Park commissioner Gwen Giesbrecht questioned staff at Monday’s meeting on how the centres had fallen in to such disrepair to the point they need to be replaced. The average age of the city’s 27 community centres is 46.

Senior planner Leila Todd’s response: “I can only guess based on recent experience that limited funding is one component. Capital maintenance is quite expensive.
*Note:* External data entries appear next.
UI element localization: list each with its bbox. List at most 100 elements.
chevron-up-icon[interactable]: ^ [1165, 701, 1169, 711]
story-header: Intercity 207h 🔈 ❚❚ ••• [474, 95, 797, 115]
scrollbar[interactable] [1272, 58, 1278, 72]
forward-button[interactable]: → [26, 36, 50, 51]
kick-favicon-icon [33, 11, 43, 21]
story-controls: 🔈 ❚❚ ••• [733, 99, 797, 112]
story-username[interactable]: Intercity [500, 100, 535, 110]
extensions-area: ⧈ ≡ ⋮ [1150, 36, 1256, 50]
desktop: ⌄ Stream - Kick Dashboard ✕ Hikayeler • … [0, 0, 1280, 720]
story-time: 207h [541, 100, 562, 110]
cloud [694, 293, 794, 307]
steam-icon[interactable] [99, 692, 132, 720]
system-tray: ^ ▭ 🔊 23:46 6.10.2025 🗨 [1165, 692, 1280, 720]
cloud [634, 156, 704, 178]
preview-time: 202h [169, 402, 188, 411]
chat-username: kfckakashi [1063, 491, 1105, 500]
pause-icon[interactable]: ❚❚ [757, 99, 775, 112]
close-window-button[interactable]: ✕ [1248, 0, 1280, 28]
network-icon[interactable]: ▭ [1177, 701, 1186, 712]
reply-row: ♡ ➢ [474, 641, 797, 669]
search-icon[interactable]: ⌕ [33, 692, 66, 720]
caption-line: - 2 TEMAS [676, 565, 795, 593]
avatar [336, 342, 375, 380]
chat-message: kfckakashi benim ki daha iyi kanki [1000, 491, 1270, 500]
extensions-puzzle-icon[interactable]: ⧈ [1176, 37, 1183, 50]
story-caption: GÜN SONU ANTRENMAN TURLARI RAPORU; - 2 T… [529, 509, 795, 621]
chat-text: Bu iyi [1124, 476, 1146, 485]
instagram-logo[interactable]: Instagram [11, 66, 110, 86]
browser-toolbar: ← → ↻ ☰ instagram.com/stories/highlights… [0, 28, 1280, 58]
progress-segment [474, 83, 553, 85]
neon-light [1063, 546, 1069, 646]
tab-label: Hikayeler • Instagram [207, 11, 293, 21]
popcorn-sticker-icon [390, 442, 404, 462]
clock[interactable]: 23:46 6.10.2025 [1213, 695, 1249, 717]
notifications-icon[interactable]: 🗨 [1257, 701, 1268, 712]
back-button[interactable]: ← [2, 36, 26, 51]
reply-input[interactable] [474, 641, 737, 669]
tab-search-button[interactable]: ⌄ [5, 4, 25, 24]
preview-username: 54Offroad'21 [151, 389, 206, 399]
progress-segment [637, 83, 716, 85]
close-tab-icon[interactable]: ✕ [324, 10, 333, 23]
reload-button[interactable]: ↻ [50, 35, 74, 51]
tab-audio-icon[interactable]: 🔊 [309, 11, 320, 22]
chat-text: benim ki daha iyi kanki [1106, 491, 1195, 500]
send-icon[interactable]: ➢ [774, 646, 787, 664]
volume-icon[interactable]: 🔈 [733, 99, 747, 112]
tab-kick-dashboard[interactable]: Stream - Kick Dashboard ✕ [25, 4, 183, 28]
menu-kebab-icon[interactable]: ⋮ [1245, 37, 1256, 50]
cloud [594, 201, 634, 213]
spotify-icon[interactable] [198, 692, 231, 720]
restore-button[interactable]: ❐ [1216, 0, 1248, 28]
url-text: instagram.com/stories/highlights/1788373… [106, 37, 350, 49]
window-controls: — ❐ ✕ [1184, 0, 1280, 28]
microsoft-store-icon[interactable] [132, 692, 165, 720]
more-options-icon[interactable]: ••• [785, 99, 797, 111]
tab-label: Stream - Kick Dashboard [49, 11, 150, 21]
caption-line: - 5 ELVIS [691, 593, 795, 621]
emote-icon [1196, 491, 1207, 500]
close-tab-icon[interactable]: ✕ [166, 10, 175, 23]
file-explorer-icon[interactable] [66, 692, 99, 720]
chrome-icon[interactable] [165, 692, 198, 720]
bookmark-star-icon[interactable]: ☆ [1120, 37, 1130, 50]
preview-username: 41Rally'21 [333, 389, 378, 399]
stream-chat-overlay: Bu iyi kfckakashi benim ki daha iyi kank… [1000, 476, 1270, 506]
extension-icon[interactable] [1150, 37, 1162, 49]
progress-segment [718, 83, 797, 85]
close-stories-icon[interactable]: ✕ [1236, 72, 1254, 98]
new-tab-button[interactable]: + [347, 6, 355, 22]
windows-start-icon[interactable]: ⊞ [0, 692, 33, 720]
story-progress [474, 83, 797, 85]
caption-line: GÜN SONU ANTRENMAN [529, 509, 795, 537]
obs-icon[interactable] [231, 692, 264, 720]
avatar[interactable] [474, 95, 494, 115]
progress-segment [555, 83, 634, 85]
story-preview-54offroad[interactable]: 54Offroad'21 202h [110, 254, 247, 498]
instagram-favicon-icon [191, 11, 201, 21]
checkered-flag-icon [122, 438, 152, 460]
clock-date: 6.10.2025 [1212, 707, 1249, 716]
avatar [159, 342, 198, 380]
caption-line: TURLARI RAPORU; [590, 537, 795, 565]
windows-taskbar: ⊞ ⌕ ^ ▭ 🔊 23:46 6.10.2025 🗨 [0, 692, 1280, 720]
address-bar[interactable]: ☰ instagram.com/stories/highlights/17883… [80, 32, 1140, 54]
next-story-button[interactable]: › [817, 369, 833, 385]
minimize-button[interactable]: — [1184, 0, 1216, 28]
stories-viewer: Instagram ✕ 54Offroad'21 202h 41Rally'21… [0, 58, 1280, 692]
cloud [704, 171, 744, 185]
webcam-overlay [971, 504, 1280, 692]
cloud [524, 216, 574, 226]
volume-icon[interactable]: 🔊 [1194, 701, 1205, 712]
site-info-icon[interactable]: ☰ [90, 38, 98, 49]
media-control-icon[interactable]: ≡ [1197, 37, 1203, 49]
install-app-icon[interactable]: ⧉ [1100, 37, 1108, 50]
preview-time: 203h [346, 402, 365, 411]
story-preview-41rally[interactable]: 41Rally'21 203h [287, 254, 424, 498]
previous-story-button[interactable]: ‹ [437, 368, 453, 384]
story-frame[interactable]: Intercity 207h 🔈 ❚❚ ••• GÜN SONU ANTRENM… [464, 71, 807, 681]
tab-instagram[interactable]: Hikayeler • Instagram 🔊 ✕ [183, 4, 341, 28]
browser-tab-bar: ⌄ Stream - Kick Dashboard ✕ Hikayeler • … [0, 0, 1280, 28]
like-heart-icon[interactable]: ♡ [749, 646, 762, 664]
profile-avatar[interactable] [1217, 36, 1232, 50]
These buildings, as we mentioned earlier, are decades old and my understanding is that any minor work kind of snowballs into much larger work and ends up being very expensive.”

Giesbrecht successfully added an amendment before the board passed the community centre renewal strategy: To have the City of Vancouver call on the provincial government for legislative changes that would allow funds raised through development cost levies and community amenity contributions to be used to build new centres.

“They simply need to be renewed, they need to keep pace with the increased density in those neighborhoods,” she said. “Looking at different ways to raise some extra funding toward that process and hopefully accelerate it, is a good consideration at this time.”

Park commissioner John Coupar questioned how Dunbar community centre ranked 11th on the list. He pointed out the centre was built in 1956.

Based on staff’s estimation that it would take 30 years to replace all 11 centres, Coupar wondered whether the Dunbar centre would still be standing when it was its turn for replacement.

“That concerns me deeply,” he said, noting Kerrisdale community centre was also built in the 1950s and ranked eighth on the list. “I feel like age should have been more heavily weighted in this criteria.”